= Irith Pomeranz =

Israeli electrical engineer

Irith Pomeranz (אירית פומרנץ) is an Israeli electrical engineer known for her research in circuit testing and fault tolerance. She is a professor of electrical and computer engineering at Purdue University and a Fellow of the IEEE.

As of 2019, her current research includes: Test generation, design for testability, built in self test and diagnosis of integrated circuits.

==Education and career==
Pomeranz is a 1985 graduate of the Technion – Israel Institute of Technology, and completed her doctorate in 1989 at the Technion. Her dissertation, Fault Detection in Digital Circuits, was supervised by Zvi Kohavi.

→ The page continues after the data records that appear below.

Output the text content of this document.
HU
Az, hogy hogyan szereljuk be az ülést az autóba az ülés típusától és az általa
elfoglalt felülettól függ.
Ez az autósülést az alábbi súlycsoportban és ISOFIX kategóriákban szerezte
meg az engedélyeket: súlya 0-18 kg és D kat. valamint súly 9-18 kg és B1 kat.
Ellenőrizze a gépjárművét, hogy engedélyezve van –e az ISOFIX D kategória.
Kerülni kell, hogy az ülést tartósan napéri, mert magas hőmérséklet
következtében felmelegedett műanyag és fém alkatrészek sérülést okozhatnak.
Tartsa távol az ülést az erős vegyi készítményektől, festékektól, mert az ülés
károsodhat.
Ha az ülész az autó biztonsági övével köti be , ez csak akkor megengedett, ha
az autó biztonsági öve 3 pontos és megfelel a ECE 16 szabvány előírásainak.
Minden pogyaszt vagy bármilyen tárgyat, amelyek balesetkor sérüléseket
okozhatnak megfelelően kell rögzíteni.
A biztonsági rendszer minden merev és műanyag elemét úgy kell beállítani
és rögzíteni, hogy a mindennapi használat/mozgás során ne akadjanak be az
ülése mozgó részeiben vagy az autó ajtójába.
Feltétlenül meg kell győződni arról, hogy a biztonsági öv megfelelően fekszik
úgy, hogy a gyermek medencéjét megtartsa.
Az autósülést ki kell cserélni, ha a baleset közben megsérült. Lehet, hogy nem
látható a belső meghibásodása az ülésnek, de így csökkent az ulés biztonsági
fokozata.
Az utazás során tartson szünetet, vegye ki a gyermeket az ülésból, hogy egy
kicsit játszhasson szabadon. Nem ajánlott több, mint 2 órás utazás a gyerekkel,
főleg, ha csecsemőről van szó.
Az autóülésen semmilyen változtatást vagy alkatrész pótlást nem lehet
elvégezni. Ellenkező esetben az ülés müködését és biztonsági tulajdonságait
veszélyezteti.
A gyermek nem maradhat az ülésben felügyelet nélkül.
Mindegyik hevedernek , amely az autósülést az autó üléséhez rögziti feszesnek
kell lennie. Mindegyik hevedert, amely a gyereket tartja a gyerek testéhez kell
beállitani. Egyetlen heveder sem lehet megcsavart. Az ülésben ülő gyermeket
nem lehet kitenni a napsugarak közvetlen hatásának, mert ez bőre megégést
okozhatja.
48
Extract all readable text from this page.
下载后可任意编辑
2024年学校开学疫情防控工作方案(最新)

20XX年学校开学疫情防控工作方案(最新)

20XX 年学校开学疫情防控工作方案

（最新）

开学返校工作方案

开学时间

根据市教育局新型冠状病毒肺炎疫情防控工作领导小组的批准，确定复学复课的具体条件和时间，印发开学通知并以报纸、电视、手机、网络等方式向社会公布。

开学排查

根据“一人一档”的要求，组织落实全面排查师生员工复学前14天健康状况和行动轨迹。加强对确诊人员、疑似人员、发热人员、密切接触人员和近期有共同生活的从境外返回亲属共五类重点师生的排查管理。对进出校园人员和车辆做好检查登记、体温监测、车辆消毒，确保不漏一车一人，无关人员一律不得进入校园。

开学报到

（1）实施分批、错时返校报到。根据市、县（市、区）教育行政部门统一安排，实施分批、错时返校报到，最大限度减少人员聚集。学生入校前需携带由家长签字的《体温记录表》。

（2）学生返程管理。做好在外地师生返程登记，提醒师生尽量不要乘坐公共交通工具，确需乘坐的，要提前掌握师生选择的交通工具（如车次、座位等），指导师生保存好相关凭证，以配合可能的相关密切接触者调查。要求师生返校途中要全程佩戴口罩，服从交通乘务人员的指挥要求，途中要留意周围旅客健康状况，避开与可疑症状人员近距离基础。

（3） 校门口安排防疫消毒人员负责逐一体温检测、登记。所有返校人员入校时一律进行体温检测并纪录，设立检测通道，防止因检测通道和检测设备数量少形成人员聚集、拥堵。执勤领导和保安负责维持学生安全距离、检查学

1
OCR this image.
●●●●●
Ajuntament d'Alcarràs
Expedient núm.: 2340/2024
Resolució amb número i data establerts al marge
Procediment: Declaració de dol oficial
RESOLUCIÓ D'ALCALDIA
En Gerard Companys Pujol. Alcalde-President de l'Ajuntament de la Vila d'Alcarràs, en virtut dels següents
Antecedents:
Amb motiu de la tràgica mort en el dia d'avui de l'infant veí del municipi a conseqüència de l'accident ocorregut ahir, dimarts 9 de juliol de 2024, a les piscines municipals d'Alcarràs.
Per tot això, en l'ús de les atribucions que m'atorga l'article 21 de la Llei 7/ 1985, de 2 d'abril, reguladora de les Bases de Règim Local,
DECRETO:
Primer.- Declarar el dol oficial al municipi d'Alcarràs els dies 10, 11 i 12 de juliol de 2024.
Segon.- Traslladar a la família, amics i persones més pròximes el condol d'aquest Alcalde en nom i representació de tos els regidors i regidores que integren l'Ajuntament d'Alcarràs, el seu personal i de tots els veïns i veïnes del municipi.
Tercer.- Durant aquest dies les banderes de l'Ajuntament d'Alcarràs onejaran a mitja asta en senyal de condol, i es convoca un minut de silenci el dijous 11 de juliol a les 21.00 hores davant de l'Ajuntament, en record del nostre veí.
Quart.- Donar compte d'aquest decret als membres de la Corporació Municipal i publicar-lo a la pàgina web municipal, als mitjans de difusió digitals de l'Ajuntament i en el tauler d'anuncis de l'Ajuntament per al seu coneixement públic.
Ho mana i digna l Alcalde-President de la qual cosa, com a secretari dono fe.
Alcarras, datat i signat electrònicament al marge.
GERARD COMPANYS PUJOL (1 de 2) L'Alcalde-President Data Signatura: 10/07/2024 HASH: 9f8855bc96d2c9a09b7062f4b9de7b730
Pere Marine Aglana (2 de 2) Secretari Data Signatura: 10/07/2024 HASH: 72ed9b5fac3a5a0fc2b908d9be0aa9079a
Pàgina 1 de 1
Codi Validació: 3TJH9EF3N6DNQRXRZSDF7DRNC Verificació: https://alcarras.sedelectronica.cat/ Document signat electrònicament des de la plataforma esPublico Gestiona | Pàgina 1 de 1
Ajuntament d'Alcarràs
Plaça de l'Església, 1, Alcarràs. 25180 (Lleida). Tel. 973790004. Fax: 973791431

After completing her doctorate, she became a lecturer at the Technion, and then in 1990 an assistant professor of electrical and computer engineering at the University of Iowa. She was promoted to full professor in 1998 and moved to Purdue in 2000.

==Recognition==
In 1999, Pomeranz was elected as a Fellow of the IEEE "for contributions to the area of test generation for digital logic circuits".
In 2016, the International Test Conference selected one of her papers, "Preferred Fill: A Scalable Method to Reduce Capture Power for Scan Based Design", as "the most significant paper published ten years before".